Man muß ja den Jungs und Mädels in Dortmund, der Hauptstadt der Bewegung, viel Ausdauer und Idealismus zuerkennen. Die Recherche, das Schreiben, das sehr sorgfältige Redigieren und die überaus pünktliche Erscheinungsweise im Zweimonatstakt zeugt von Zuverlässigkeit. Als Mehrwert läßt sich nach meiner Einschätzung das Bestreben der Redaktion ermessen, die Zeitgeschichte des deutschen Neonazismus nicht alleine der Systempublizistik und Antifa zu überlassen, sondern selbst Zeitzeugen zu befragen und Erinnerungen zu dokumentieren.

Nach Rudolf Hess (Heft Nr. 4) widmete man sich der lebenden Szenelegende Karl-Heinz – alias „Wehrsportgruppen-“ – Hoffmann (Heft Nr. 6, S. 13-25). Sein Egozentrikertum beweist der Gesprächspartner aus der Fränkischen Schweiz, indem er teilweise auf Fragen von Chefredakteur Sascha Krolzig gar nicht eingeht, sondern seine eigenen Monologe (im Führerhauptquartier?) hält. Auf die Frage, ob sich Einwanderer assimilieren sollten, referiert Hoffmann über die Korruption in der Großindustrie, ohne Bezug zum Thema „Einwanderer“ (ebenda, S. 25). Krolzig versäumte es nachzufragen.

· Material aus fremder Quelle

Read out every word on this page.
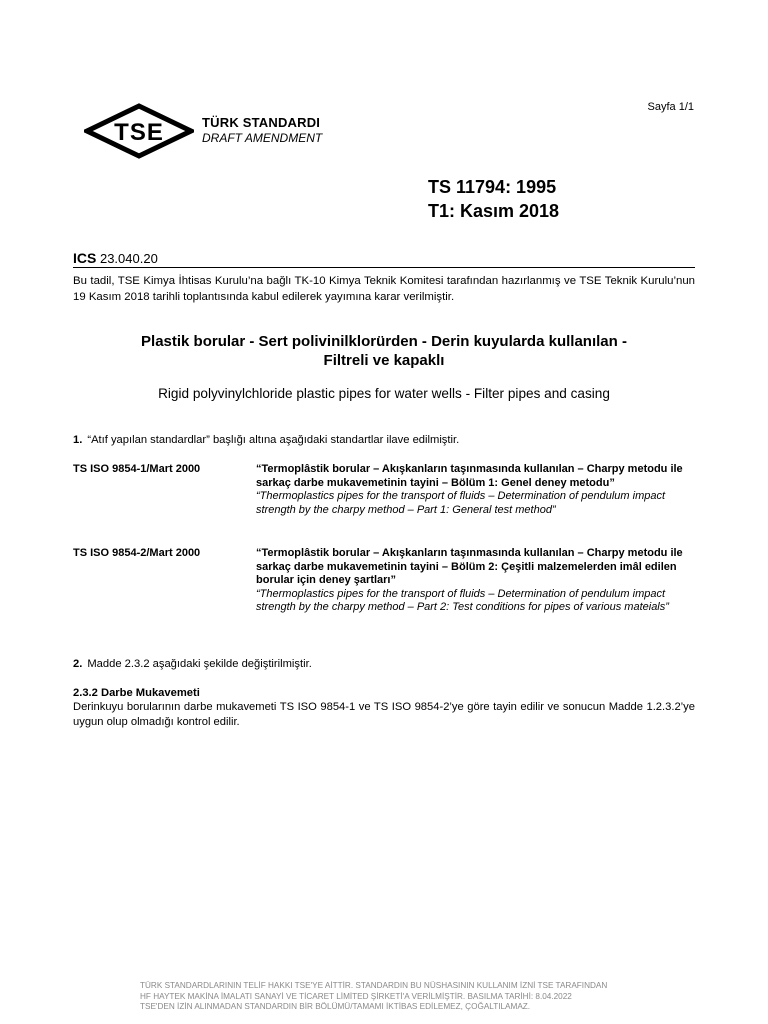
TSE	TÜRK STANDARDI
DRAFT AMENDMENT
Sayfa 1/1
TS 11794: 1995
T1: Kasım 2018
ICS 23.040.20
Bu tadil, TSE Kimya İhtisas Kurulu’na bağlı TK-10 Kimya Teknik Komitesi tarafından hazırlanmış ve TSE Teknik Kurulu’nun 19 Kasım 2018 tarihli toplantısında kabul edilerek yayımına karar verilmiştir.
Plastik borular - Sert polivinilklorürden - Derin kuyularda kullanılan -
Filtreli ve kapaklı
Rigid polyvinylchloride plastic pipes for water wells - Filter pipes and casing
1. “Atıf yapılan standardlar” başlığı altına aşağıdaki standartlar ilave edilmiştir.
TS ISO 9854-1/Mart 2000	“Termoplâstik borular – Akışkanların taşınmasında kullanılan – Charpy metodu ile sarkaç darbe mukavemetinin tayini – Bölüm 1: Genel deney metodu”
“Thermoplastics pipes for the transport of fluids – Determination of pendulum impact strength by the charpy method – Part 1: General test method”
TS ISO 9854-2/Mart 2000	“Termoplâstik borular – Akışkanların taşınmasında kullanılan – Charpy metodu ile sarkaç darbe mukavemetinin tayini – Bölüm 2: Çeşitli malzemelerden imâl edilen borular için deney şartları”
“Thermoplastics pipes for the transport of fluids – Determination of pendulum impact strength by the charpy method – Part 2: Test conditions for pipes of various mateials”
2. Madde 2.3.2 aşağıdaki şekilde değiştirilmiştir.
2.3.2 Darbe Mukavemeti
Derinkuyu borularının darbe mukavemeti TS ISO 9854-1 ve TS ISO 9854-2’ye göre tayin edilir ve sonucun Madde 1.2.3.2’ye uygun olup olmadığı kontrol edilir.
TÜRK STANDARDLARININ TELİF HAKKI TSE'YE AİTTİR. STANDARDIN BU NÜSHASININ KULLANIM İZNİ TSE TARAFINDAN
HF HAYTEK MAKİNA İMALATI SANAYİ VE TİCARET LİMİTED ŞİRKETİ'A VERİLMİŞTİR. BASILMA TARİHİ: 8.04.2022
TSE'DEN İZİN ALINMADAN STANDARDIN BİR BÖLÜMÜ/TAMAMI İKTİBAS EDİLEMEZ, ÇOĞALTILAMAZ.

Kontinuierlich feststellbar ist das Bestreben, Hausprojekte und ähnliches voranzutreiben und die soziale Frage zu behandeln. Es bleibt dennoch für echte Sozialisten der Eindruck zurückt, daß Lebensmittelausgaben wie die von Hogar Social in Madrid (Heft Nr. 5, S. 29-35) nur als Köder für sozial deklassierte Volksgenossen dienen sollen, um soziales Protestpotential zu binden und – dies noch wichtiger – von sozialrevolutionären Positionen im eigenen Lager und vor allem auf der Linken wegzubringen. Insofern erweist sich die Selbsttitulierung „Die Rechte“ als zutreffend, weil man auch in „NS heute“ – ganz im Sinne von „Hitler heute“ – die Eigentumsfrage ausklammert und tabuisiert.

Siehe hierzu auch:
https://sachedesvolkes.wordpress.com/2018/01/29/hitler-heute/

Um weiterhin den Neohitlerismus vor Kritik zu schützen, die schwindenden eigenen Reihen fest geschlossen zu halten, basteln die Szenevordenker emsig an Legenden. So erklärt ein Gesprächspartner des Medienprojekts „Media Pro Patria“, daß der Ausstieg aus dem Neonazismus hin zur Antifa zwangsweise über den Strasserismus erfolge (Heft Nr. 6, S. 11-12).

Siehe hierzu:
https://de-de.facebook.com/MediaProPatria/

Es mag ja sein, daß es rein empirisch nachweisbar ist, daß sich ein „Großteil“ der „MPP-Aussteiger“ zuvor intern zum Strasserismus bekannt hatte. Aber dabei wird doch Ursache und Wirkung vertauscht. Die Ursache ist nicht der Strasserismus, sondern das Zweifeln des schlaueren Teils der Neonazis am Sinn und Zweck des Neonazismus. Gerade bei den Intelligenteren verstärkt sich zum einen das Gefühl der Einsamkeit in einem Meer der geistigen Schlichtheit. Wenn dann noch wie bei einigen die Überlegung hinzukommt, auch rein wirtschaftlich nichts zustand zu bringen, liegt der Gedanke zum Nazi-Ausstieg nahe. Die Frage ist ja nur, wie man dies anstellt; ob man sich dazu die eigene Biographie mittels VS und /oder Antifa reinzuwaschen gedenkt, was sicherlich – vor allem bezüglich des VS – von Charakterlosigkeit zeugt.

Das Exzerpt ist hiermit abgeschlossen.